AOL’s Email Tax

I’m sure we’ve all seen a copy of that infamous forwarded email titled “Government to Start Charging 5 Cents Per Email!” – or something equally inflammatory. In said email, the user was instructed to forward the message to his/her friends and upon completion of this task be blessed with good luck, bigger penis, better teeth, easily obtained prescription pharmaceuticals or whatever.

So, imagine my surprise when I first heard about AOL’s proposed switch to CertifiedEmail – a move that will allow senders to pay for their emails to bypass AOL’s spam filtration system.

How exactly is this a measure to *stop* spam? Isn’t it conceivable that a spammer would pay to send out their drivel? Further, what does this say about AOL and their role as a tech company? Why can’t an ISP with a subscriber base of over 20 million people make better spam filters?

The part that is most infuriating about this, is that the average AOL subscriber (I’m talking to you, middle-American red-states) probably won’t understand what this means, and why it’s bad for the internet.
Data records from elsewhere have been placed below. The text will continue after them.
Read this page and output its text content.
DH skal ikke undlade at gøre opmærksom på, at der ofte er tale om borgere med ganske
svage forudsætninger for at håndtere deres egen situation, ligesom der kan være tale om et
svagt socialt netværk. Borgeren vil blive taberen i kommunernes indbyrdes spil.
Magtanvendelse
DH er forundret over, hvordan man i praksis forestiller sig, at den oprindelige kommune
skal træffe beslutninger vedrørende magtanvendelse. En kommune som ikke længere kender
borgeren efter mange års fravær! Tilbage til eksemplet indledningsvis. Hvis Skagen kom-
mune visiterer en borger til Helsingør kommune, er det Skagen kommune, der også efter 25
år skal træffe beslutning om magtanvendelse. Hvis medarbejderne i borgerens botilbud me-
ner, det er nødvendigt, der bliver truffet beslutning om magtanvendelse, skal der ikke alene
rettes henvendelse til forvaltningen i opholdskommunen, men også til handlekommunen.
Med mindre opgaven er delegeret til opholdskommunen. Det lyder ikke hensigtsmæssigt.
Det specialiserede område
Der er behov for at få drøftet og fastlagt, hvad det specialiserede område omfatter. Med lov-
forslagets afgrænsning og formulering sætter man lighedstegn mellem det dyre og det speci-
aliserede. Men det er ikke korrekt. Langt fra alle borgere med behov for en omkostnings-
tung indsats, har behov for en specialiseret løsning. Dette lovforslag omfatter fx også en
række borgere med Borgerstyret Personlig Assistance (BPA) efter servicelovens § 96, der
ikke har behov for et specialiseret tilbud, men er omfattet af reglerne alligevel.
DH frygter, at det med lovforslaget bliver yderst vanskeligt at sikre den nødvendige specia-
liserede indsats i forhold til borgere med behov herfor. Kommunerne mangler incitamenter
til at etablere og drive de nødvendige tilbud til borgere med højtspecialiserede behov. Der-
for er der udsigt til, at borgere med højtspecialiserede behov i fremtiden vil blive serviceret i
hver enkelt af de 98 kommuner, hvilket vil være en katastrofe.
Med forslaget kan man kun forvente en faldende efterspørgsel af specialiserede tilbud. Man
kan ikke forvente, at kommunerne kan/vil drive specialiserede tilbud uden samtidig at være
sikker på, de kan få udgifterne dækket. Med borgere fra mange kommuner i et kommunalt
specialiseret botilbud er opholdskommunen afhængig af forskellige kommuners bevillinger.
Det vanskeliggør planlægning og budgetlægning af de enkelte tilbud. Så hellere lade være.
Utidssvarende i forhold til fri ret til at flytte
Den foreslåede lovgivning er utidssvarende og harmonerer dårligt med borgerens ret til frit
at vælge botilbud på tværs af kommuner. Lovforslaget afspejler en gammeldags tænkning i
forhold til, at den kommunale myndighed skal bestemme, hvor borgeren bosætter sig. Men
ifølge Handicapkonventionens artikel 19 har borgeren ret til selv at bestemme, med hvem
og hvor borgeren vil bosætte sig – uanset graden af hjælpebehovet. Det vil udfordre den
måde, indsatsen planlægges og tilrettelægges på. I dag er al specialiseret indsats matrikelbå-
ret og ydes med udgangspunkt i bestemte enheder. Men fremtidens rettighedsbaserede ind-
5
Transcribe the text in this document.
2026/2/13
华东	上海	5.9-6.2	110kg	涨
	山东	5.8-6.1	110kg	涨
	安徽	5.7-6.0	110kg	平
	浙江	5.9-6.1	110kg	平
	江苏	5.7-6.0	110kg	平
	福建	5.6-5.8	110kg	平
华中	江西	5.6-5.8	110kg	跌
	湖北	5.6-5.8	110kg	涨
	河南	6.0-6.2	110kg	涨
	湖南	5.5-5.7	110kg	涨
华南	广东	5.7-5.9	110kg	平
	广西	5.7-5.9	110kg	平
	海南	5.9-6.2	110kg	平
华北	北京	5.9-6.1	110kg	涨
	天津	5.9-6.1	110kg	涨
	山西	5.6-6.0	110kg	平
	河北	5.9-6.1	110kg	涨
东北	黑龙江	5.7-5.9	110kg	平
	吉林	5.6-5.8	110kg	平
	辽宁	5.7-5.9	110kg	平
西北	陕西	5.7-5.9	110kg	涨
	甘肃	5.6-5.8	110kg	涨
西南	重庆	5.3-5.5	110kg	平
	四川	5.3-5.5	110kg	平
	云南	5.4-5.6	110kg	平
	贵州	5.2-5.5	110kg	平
The very foundation of the internet is built from the concepts of openness and equality – the idea that everyone has the same voice. This is the exact opposite. This is making it possible for some of the voices to be heard better and more clearly – but for a price. The point has been made that if AOL can make money with CertifiedEmail, then they’ll have little incentive to fix or maintain normal email, laden with spam as it is, on which they would actually be spending money. This is scary, scary stuff.

Over 20 million people (all of whom incidentally, pay between $10 and $25 a month for the use of this second-rate connection to the internet) will be part of a historically pivotal traffic control experiment, and they probably don’t even know it.

My hope is that this will be a colossal failure for AOL, both in practice, and in terms of their (already heavily eroded) public image. Sadly, I have a feeling it will only make the internet less open, and cost more money.

So, I urge any of you out there in internet-land, AOL subscriber or not, to sign the petition. It may already be too late, given AOL’s recent statement of determination, but your voice still matters.

Or, at the very least, consider switching carriers.